HSBC: Vickers cost too high to stay in UK
HSBC will leave London if there are not substantial changes to the policies proposed by the Vickers Commission, its chief financial officer Iain Mackay said yesterday.
Speaking during the bank’s third-quarter results presentation, Mackay said that Vickers’ demand that bank issue billions in senior unsecured debt in order to absorb losses if it fails would cost HSBC $2.1bn (£1.32bn) a year in addition to the $400m cost of the UK’s bank balance sheet levy.
“We would probably view that cost as being too high,” he said. The treasury is still working out the details however, many of which are incompatible with EU law.

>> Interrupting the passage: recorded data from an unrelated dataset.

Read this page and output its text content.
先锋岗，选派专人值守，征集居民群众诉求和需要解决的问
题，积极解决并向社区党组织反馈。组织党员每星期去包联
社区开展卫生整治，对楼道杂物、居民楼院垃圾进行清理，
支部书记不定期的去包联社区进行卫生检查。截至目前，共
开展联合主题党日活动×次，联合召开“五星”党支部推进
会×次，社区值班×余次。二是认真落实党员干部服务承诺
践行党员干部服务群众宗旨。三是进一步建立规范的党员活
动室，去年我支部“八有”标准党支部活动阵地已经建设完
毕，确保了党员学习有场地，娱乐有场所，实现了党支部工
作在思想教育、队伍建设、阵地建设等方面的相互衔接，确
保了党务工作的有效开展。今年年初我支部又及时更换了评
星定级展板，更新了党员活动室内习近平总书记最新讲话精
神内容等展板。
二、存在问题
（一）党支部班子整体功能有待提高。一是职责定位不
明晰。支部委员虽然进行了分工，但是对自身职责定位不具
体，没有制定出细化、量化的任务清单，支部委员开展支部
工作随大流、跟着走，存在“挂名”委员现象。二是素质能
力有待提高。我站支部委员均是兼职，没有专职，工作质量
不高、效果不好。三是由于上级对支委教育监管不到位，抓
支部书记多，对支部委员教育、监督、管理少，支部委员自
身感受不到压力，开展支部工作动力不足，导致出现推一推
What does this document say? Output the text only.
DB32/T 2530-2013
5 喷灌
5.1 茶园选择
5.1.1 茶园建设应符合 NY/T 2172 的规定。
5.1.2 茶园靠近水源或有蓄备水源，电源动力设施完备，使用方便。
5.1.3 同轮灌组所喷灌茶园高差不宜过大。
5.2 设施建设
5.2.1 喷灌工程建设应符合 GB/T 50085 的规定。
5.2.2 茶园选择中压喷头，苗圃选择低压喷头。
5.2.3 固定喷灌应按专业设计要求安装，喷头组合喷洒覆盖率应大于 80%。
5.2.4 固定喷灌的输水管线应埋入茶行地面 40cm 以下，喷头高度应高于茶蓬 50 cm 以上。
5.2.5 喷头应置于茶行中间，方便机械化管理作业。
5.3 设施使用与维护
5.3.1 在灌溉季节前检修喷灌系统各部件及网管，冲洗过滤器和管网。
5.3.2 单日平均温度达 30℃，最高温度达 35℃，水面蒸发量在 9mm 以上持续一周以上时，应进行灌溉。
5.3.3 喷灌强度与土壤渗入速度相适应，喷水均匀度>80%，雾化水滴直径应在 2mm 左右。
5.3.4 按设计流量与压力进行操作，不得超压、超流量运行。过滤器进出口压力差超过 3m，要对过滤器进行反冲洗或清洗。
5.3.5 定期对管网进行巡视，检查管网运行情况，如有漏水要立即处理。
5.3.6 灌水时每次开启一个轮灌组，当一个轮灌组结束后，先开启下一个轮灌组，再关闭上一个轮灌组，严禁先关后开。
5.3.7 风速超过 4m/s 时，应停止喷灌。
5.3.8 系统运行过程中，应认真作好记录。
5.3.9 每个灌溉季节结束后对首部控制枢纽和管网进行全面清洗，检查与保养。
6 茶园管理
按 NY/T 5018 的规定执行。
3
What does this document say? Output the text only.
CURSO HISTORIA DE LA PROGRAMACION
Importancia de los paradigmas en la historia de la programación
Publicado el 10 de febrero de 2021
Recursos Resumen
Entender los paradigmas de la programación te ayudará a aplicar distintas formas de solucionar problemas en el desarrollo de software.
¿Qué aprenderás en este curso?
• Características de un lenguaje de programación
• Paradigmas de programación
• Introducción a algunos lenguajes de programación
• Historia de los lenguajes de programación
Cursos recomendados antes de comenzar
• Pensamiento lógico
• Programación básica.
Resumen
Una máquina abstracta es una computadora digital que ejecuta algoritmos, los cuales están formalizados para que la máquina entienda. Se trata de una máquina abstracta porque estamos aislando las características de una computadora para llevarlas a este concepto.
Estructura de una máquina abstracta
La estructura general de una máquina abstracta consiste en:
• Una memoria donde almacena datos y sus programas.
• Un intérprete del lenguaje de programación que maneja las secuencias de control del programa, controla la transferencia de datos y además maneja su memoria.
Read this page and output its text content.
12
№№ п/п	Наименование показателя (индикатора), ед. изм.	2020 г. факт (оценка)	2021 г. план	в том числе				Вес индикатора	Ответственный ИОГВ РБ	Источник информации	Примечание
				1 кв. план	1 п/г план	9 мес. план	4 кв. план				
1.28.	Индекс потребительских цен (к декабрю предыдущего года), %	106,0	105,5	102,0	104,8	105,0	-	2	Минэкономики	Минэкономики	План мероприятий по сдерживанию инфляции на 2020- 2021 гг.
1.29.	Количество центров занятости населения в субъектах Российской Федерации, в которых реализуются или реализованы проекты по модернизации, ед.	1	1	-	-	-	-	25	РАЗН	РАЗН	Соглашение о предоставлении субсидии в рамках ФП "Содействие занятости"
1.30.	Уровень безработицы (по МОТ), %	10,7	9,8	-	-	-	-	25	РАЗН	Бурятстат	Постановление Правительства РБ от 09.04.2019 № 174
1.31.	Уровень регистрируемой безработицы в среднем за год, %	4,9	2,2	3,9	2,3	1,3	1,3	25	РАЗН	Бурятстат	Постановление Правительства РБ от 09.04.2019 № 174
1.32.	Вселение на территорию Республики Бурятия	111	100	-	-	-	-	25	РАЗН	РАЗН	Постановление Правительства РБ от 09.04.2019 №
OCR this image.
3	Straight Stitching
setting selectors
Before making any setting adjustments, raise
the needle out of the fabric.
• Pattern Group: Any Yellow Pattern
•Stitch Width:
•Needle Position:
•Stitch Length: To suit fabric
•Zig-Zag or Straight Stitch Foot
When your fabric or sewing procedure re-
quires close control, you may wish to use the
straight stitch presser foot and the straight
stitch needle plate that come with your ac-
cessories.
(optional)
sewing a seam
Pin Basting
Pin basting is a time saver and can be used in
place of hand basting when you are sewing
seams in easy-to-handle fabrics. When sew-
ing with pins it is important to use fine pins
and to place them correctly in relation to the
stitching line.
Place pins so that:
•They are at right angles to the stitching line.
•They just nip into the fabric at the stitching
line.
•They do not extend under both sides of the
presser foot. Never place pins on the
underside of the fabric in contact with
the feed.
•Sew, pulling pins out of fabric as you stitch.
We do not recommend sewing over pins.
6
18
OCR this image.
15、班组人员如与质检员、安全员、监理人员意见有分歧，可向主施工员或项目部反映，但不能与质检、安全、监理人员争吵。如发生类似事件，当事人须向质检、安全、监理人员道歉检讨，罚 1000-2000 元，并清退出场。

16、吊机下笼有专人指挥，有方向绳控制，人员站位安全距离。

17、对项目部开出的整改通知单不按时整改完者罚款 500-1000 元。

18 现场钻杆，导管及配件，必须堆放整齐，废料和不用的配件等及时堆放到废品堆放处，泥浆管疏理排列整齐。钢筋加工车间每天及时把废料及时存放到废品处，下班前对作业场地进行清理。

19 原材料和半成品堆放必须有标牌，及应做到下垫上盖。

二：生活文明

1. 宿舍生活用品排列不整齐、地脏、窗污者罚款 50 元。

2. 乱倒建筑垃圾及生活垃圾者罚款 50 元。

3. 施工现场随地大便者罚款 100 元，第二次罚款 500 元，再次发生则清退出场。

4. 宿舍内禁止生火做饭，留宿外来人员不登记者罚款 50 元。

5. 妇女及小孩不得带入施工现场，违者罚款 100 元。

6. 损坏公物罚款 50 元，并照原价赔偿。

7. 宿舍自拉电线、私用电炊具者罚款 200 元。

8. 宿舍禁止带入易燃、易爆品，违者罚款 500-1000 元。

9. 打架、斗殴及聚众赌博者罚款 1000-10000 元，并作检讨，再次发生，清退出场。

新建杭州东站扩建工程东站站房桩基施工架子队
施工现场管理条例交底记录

In September, City A.M. revealed both that Hong Kong is courting HSBC to get the bank to redomicile to Asia and that the ICB’s capital proposals were causing concern to banks like HSBC and Standard Chartered, which fund themselves mainly out of deposits and have not sold enough bonds to fulfill the ICB requirements. HSBC has a loan-to-deposit ratio of 76 per cent.
Despite its regulatory worries, the bank reported a more-than-doubling in quarterly pre-tax profit to $7.16bn yesterday. Impairment costs rose by $700m, however, driven by its US business, and its cost-to-income ratio crept up to 62.7 per cent.